Since the last time I had Svetlana spend some weekend time with me while Mimi was away with Scott, Mimi has had a weekend away in Chicago with Scott where I had no intimacy with a lover (see our “Home Alone” entry), and I definitely prefer NOT being alone while she’s gone.  It seems to balance things out a bit and takes the sting out of her being away with someone else.

I, too, try not to contact Mimi much when she is away.  That said, I am guilty of assuming that when she doesn’t answer the phone or return texts, it’s because she is having sex (but to be fair, the first time Scott came to New Orleans, that actually WAS the reason, though I assume it’s not always the reason).  It’s tough to balance the need to connect with realizing that we both need to let each other “do our thing” when we have weekends apart like this. 

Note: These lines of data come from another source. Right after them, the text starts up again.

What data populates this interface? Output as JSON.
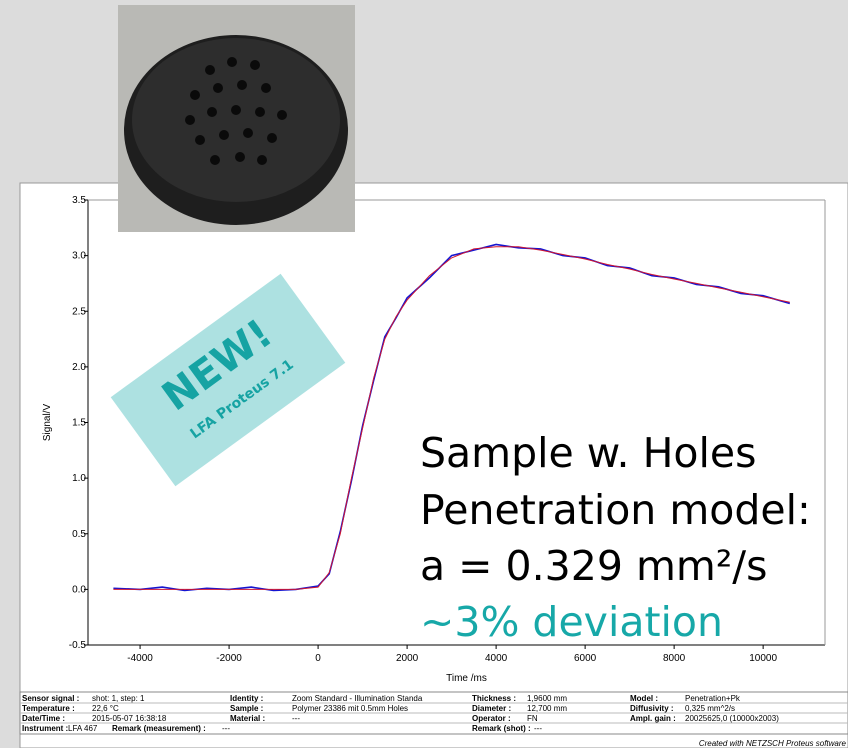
{
  "chart_data": {
    "type": "line",
    "xlabel": "Time /ms",
    "ylabel": "Signal/V",
    "x": [
      -4600,
      -4000,
      -3500,
      -3000,
      -2500,
      -2000,
      -1500,
      -1000,
      -500,
      0,
      250,
      500,
      750,
      1000,
      1250,
      1500,
      1750,
      2000,
      2500,
      3000,
      3500,
      4000,
      4500,
      5000,
      5500,
      6000,
      6500,
      7000,
      7500,
      8000,
      8500,
      9000,
      9500,
      10000,
      10600
    ],
    "series": [
      {
        "color": "#1515d0",
        "values": [
          0.01,
          0.0,
          0.02,
          -0.01,
          0.01,
          0.0,
          0.02,
          -0.01,
          0.0,
          0.03,
          0.14,
          0.52,
          0.98,
          1.47,
          1.88,
          2.27,
          2.44,
          2.62,
          2.8,
          3.0,
          3.05,
          3.1,
          3.07,
          3.06,
          3.0,
          2.98,
          2.91,
          2.89,
          2.82,
          2.8,
          2.74,
          2.72,
          2.66,
          2.64,
          2.57
        ]
      },
      {
        "color": "#d01530",
        "values": [
          0,
          0,
          0,
          0,
          0,
          0,
          0,
          0,
          0,
          0.02,
          0.15,
          0.5,
          1.0,
          1.45,
          1.9,
          2.25,
          2.45,
          2.6,
          2.82,
          2.98,
          3.06,
          3.08,
          3.08,
          3.05,
          3.01,
          2.97,
          2.92,
          2.88,
          2.83,
          2.79,
          2.75,
          2.71,
          2.67,
          2.63,
          2.58
        ]
      }
    ],
    "xlim": [
      -5170,
      11390
    ],
    "ylim": [
      -0.5,
      3.5
    ],
    "xticks": [
      -4000,
      -2000,
      0,
      2000,
      4000,
      6000,
      8000,
      10000
    ],
    "yticks": [
      -0.5,
      {
        "value": 0,
        "label": "0.0"
      },
      0.5,
      {
        "value": 1,
        "label": "1.0"
      },
      1.5,
      {
        "value": 2,
        "label": "2.0"
      },
      2.5,
      {
        "value": 3,
        "label": "3.0"
      },
      3.5
    ],
    "grid": false
  },
  "overlay": {
    "lines": [
      "Sample w. Holes",
      "Penetration model:",
      "a = 0.329 mm²/s",
      "~3% deviation"
    ]
  },
  "badge": {
    "title": "NEW!",
    "subtitle": "LFA Proteus 7.1"
  },
  "footer": {
    "rows": [
      [
        {
          "label": "Sensor signal :",
          "value": "shot: 1, step: 1"
        },
        {
          "label": "Identity :",
          "value": "Zoom Standard - Illumination Standa"
        },
        {
          "label": "Thickness :",
          "value": "1,9600 mm"
        },
        {
          "label": "Model :",
          "value": "Penetration+Pk"
        }
      ],
      [
        {
          "label": "Temperature :",
          "value": "22,6 °C"
        },
        {
          "label": "Sample :",
          "value": "Polymer 23386 mit 0.5mm Holes"
        },
        {
          "label": "Diameter :",
          "value": "12,700 mm"
        },
        {
          "label": "Diffusivity :",
          "value": "0,325 mm^2/s"
        }
      ],
      [
        {
          "label": "Date/Time :",
          "value": "2015-05-07 16:38:18"
        },
        {
          "label": "Material :",
          "value": "---"
        },
        {
          "label": "Operator :",
          "value": "FN"
        },
        {
          "label": "Ampl. gain :",
          "value": "20025625,0 (10000x2003)"
        }
      ],
      [
        {
          "label": "Instrument :",
          "value": "LFA 467"
        },
        {
          "label": "Remark (measurement) :",
          "value": "---"
        },
        {
          "label": "Remark (shot) :",
          "value": "---"
        }
      ]
    ],
    "credit": "Created with NETZSCH Proteus software"
  }
}
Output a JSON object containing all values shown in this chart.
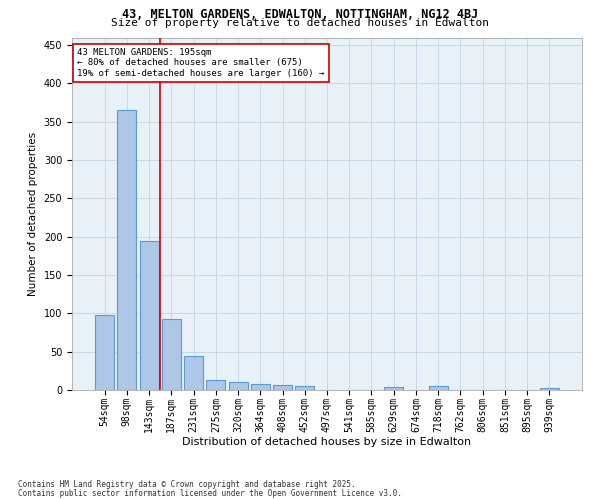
{
  "title1": "43, MELTON GARDENS, EDWALTON, NOTTINGHAM, NG12 4BJ",
  "title2": "Size of property relative to detached houses in Edwalton",
  "xlabel": "Distribution of detached houses by size in Edwalton",
  "ylabel": "Number of detached properties",
  "categories": [
    "54sqm",
    "98sqm",
    "143sqm",
    "187sqm",
    "231sqm",
    "275sqm",
    "320sqm",
    "364sqm",
    "408sqm",
    "452sqm",
    "497sqm",
    "541sqm",
    "585sqm",
    "629sqm",
    "674sqm",
    "718sqm",
    "762sqm",
    "806sqm",
    "851sqm",
    "895sqm",
    "939sqm"
  ],
  "values": [
    98,
    365,
    195,
    93,
    45,
    13,
    10,
    8,
    6,
    5,
    0,
    0,
    0,
    4,
    0,
    5,
    0,
    0,
    0,
    0,
    2
  ],
  "bar_color": "#aec6e8",
  "bar_edge_color": "#5b9bd5",
  "grid_color": "#c8d8e8",
  "bg_color": "#e8f0f8",
  "annotation_box_color": "#cc0000",
  "annotation_text": "43 MELTON GARDENS: 195sqm\n← 80% of detached houses are smaller (675)\n19% of semi-detached houses are larger (160) →",
  "footer1": "Contains HM Land Registry data © Crown copyright and database right 2025.",
  "footer2": "Contains public sector information licensed under the Open Government Licence v3.0.",
  "ylim": [
    0,
    460
  ],
  "yticks": [
    0,
    50,
    100,
    150,
    200,
    250,
    300,
    350,
    400,
    450
  ],
  "red_line_x": 2.5,
  "title1_fontsize": 8.5,
  "title2_fontsize": 8.0,
  "xlabel_fontsize": 8.0,
  "ylabel_fontsize": 7.5,
  "tick_fontsize": 7.0,
  "ann_fontsize": 6.5,
  "footer_fontsize": 5.5
}
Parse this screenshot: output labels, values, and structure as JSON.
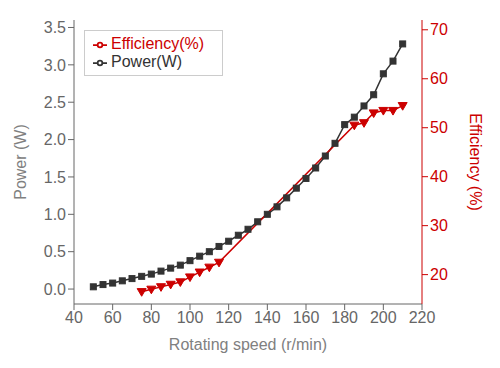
{
  "chart_data": {
    "type": "line",
    "xlabel": "Rotating speed (r/min)",
    "ylabel": "Power (W)",
    "y2label": "Efficiency (%)",
    "xlim": [
      40,
      220
    ],
    "xticks": [
      40,
      60,
      80,
      100,
      120,
      140,
      160,
      180,
      200,
      220
    ],
    "ylim": [
      -0.2,
      3.6
    ],
    "yticks": [
      {
        "value": 0.0,
        "label": "0.0"
      },
      0.5,
      {
        "value": 1.0,
        "label": "1.0"
      },
      1.5,
      {
        "value": 2.0,
        "label": "2.0"
      },
      2.5,
      {
        "value": 3.0,
        "label": "3.0"
      },
      3.5
    ],
    "y2lim": [
      14,
      72
    ],
    "y2ticks": [
      20,
      30,
      40,
      50,
      60,
      70
    ],
    "legend": "upper left",
    "series": [
      {
        "name": "Power(W)",
        "color": "#333333",
        "marker": "square",
        "x": [
          50,
          55,
          60,
          65,
          70,
          75,
          80,
          85,
          90,
          95,
          100,
          105,
          110,
          115,
          120,
          125,
          130,
          135,
          140,
          145,
          150,
          155,
          160,
          165,
          170,
          175,
          180,
          185,
          190,
          195,
          200,
          205,
          210
        ],
        "values": [
          0.03,
          0.06,
          0.08,
          0.11,
          0.14,
          0.17,
          0.2,
          0.24,
          0.28,
          0.32,
          0.38,
          0.44,
          0.5,
          0.57,
          0.64,
          0.72,
          0.8,
          0.9,
          1.0,
          1.1,
          1.22,
          1.35,
          1.48,
          1.62,
          1.78,
          1.95,
          2.2,
          2.3,
          2.45,
          2.6,
          2.88,
          3.05,
          3.28
        ]
      },
      {
        "name": "Efficiency(%)",
        "color": "#cc0000",
        "marker": "triangle-down",
        "axis": "y2",
        "x": [
          75,
          80,
          85,
          90,
          95,
          100,
          105,
          110,
          115,
          185,
          190,
          195,
          200,
          205,
          210
        ],
        "values": [
          16.5,
          17.0,
          17.5,
          18.0,
          18.5,
          19.5,
          20.5,
          21.5,
          22.5,
          50.5,
          51.0,
          53.0,
          53.5,
          53.5,
          54.5
        ]
      }
    ]
  }
}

When we parted ways, we both promised to take care of each other when she returned to New Orleans.  That’s the biggest thing that makes this open relationship run as smoothly as possible.  It’s so important to check in with each other and find out if there’s anything that will help the other person deal with his/her emotions any better.  Boundaries are also key.  Realizing what emotions YOU have to deal with on your own, or with friends/confidants, and what emotions you should expect your partner to help you out with.  I personally have insecurities and jealousies just like most people do, but I realize that Mimi’s only job is to answer questions, and confirm her feelings for me, not to do the work that needs to be done for me to deal with the insecurities….that is work I need to do.

One other thing that Mimi and I do is make an effort to make some things still special between only the two of us (no, I’m not talking about butt sex).  There are certain restaurants that Mimi and I go to and certain types of shopping we do at specific stores in Chicago when we’re there, and Mimi has agreed not to do those things with Scott, so that they can be our special things to do when we’re there.  Likewise, there are certain restaurants that I don’t go with Svetlana, and specific things I don’t do with Svetlana while we’re at our (mine and Mimi’s) house.

These are all little things that require negotiation, and that communication is super important.  Our biggest responsibility to each other during, before, and after these weekends apart is communication, and as long as we keep the lines of communication open, and engage in that without much judgment, we can make it work.